Wednesday, March 25, 2009

LGBT College Students and Roommate Problems

I actually wrote this piece a while ago, but having just served on a panel for a higher education class where I brought up this issue I’ve been thinking about it again. Hopefully some of the people in that class will took what I said and try to apply it to their careers.

Growing up as an LGBT kid in the U.S. is largely defined by fear. Fear of what might happen if you come out to your parents, your extended family, your friends or your co-workers, and a sense of having a Sword of Damocles over your head that could drop if you come out to the wrong person or are too public about your orientation. A major way this comes into play occurs in the transitional period of moving to college, when LGBT students usually find themselves rooming with strangers who they know little about and who know little about them. The worst fear of any LGBT kid is that they could end up with a homophobe who will be violent or negatively affect their college experience, and there have been far too many cases of LGBT students leaving college altogether because of harassment from roommates and peers to simply dismiss these fears as overblown or unimportant, but in my experience the responses by administrators to this problem tend to be nonexistent, lackluster or outright dismissive.

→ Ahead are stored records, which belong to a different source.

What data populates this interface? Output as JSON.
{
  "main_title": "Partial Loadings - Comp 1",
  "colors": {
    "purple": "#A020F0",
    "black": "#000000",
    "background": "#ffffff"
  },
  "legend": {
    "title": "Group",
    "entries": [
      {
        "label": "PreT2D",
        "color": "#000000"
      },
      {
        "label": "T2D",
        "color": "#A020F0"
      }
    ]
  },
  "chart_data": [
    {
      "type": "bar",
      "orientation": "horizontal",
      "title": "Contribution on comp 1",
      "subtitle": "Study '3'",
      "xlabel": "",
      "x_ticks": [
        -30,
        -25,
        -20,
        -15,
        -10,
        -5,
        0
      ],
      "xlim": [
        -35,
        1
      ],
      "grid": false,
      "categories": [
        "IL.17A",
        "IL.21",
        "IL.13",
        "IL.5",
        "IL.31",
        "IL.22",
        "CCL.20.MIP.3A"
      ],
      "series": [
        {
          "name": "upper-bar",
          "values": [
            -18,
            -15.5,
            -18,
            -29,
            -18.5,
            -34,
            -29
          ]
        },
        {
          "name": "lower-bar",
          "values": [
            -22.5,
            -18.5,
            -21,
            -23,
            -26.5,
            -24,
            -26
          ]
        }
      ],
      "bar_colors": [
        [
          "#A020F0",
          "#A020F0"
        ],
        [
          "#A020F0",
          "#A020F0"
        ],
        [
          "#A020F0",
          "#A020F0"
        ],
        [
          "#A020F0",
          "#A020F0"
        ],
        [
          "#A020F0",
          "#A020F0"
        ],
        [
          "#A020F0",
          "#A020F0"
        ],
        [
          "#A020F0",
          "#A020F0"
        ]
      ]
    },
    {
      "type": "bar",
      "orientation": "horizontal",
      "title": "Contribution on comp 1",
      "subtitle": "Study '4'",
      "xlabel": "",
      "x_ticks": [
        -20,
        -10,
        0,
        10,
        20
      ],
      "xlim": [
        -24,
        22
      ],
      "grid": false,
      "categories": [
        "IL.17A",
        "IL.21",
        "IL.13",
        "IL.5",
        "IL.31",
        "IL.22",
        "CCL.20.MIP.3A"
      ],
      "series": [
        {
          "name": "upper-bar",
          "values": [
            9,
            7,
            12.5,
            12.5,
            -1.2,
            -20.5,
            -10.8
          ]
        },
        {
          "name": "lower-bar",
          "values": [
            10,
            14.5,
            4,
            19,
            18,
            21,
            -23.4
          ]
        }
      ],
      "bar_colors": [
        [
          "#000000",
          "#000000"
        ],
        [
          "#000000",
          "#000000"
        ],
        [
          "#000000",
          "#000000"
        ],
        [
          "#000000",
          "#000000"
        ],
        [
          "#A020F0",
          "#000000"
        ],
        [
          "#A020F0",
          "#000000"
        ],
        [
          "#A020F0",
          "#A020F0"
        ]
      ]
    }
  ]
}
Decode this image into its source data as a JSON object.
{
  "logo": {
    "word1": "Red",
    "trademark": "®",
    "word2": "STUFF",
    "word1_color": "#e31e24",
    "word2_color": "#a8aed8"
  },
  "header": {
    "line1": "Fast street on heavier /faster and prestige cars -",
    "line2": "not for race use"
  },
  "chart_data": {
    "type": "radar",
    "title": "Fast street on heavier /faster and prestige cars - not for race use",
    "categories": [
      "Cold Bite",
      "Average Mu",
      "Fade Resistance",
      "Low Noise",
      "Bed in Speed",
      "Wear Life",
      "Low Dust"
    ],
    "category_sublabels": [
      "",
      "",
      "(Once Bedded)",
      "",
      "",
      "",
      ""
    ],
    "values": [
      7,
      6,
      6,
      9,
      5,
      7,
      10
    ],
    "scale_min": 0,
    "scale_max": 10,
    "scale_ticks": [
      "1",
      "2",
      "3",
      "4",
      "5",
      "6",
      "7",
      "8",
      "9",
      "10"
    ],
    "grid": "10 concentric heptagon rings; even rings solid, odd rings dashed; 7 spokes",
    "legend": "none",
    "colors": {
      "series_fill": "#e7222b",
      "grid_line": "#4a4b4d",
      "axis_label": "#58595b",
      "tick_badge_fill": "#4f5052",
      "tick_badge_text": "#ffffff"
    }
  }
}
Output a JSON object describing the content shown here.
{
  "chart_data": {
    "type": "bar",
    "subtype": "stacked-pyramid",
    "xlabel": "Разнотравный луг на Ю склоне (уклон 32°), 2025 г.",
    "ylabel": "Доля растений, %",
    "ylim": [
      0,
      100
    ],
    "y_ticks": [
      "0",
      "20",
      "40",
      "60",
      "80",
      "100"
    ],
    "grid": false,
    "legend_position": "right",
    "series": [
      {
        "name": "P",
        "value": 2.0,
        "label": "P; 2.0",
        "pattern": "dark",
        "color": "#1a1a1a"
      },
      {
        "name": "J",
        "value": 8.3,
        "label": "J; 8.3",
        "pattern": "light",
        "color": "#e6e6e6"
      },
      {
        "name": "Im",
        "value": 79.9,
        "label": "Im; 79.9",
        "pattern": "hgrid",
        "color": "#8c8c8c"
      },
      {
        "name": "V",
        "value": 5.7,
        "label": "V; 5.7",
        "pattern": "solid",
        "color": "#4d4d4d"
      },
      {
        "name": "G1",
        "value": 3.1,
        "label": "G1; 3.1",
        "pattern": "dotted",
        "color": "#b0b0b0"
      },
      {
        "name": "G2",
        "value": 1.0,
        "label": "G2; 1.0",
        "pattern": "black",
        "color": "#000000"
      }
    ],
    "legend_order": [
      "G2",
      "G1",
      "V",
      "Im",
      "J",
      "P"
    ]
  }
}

This is a personal issue for me, since I worried about it at the beginning of my freshman year, to the point that I sent a letter to the people in charge of room assignments stating my concerns and making it clear that should a potential roommate have a problem with me I would gladly allow them to live with someone else. I never heard a word back from them and spent a good deal of time worrying about it both before and after moving in, to the point that it negatively affected my relationships with the first group of people I roomed with, who eventually moved out for unrelated reasons still not knowing that I was gay, since I'd been too scared to come out to them. I’m glad to say that the second set of roommates I ended up with were very accepting, wonderful people who also turned out to be LGBT allies, but I was one of the lucky ones. I’ve heard enough stories from my LGBT friends to say that I was far from alone when it came to roommate concerns, and in most cases the only time the issues was addressed was after something had already happened, in most cases leaving behind a level of trauma for the LGBT student and leaving them feeling unsafe in their own dorm rooms.

I’ve thought about ways to relieve this sort of stress, and probably the simplest solution would be for the usual questions about your lifestyle (what time you go to bed, whether you like to study in your room with music on, etc.) to include something along the lines of “Would you be comfortable living with an LGBT student?” with Yes and No checkboxes. It’s brief, painless, and it allows people who would have serious concerns to get them out in the open.

But despite how seemingly simple this would be to implement, several times when I’ve suggested it to people who work on the dorm staff they’ve reacted negatively to the idea, and as far as I know no college currently uses a question of this kind on their applications. I realize that their are logistical and privacy issues involved, but even with that in mind some of the responses I've gotten have been downright dismissive of the very problem a method like this would be trying to address. A justification I heard for not including it from one person in an administrative position was that college is a learning experience, so it’s good for kids to live with people who aren’t like them and have different backgrounds. This year I've had the opportunity to live with two people of very different ethnic and social backgrounds than myself, and that has been positive and eye opening experience, but I draw the line at the point when my physical and emotional safety is considered less important than someone else’s “learning experience”, not to mention the fact that it diminishes the very real fear that an LGBT student faces when they’re forced to live with someone who might hurt them.

One criticism that I’ve seen leveled at LGBT students who bring this up is that they should just come out and state their orientations right from the start, but this is a case of things being much easier said than done. I made it a point to state my orientation on my Facebook profile for precisely this reason, but other people clearly don’t pay as much attention to the “interested in” line as I do, since I still meet people I’ve added on Facebook who react with surprise when I say that I’m gay and dating another girl. Clearly that method doesn’t work at getting the information out there, and it puts an unfair burden on us to have to check with each individual person we might live with when what we should be doing is concentrating on enjoying our college experience. Forcing us to “take responsibility” for our safety in our own dorms only marginalizes us further and increases the fear that if something happens to us we’ll have nowhere to go and no one to turn to. We’re not asking to be coddled, all we want is to have our fears acknowledged and have some way to address them before something happens to us.

Besides that, the process of coming out is extremely scary, and I’ve compared it to dealing with a live landmine to try and get across how you just never know how people will react. Practically all the people I’ve chosen to come out to have had absolutely no problem with it, but there’s always the fear that there might be someone who would do serious harm to you out there, and just as you can never tell if someone is gay until they tell you it’s equally hard to spot the violent homophobes. We all know the stories of the Matthew Shepards and the Gwen Araujos, and the last thing we want to worry about is becoming a victim in our own dorm rooms, and I’ve heard far too many horror stories to dismiss homophobia on college campuses as being either uncommon or isolated incidents.

What I’m proposing wouldn’t solve all of the problems LGBT youth face on campuses, but it would help relieve a fear that no kid should have to go through when they begin their college careers. I don't think it's an unreasonable expectation to be able to feel safe in the places where we live regardless of our orientation.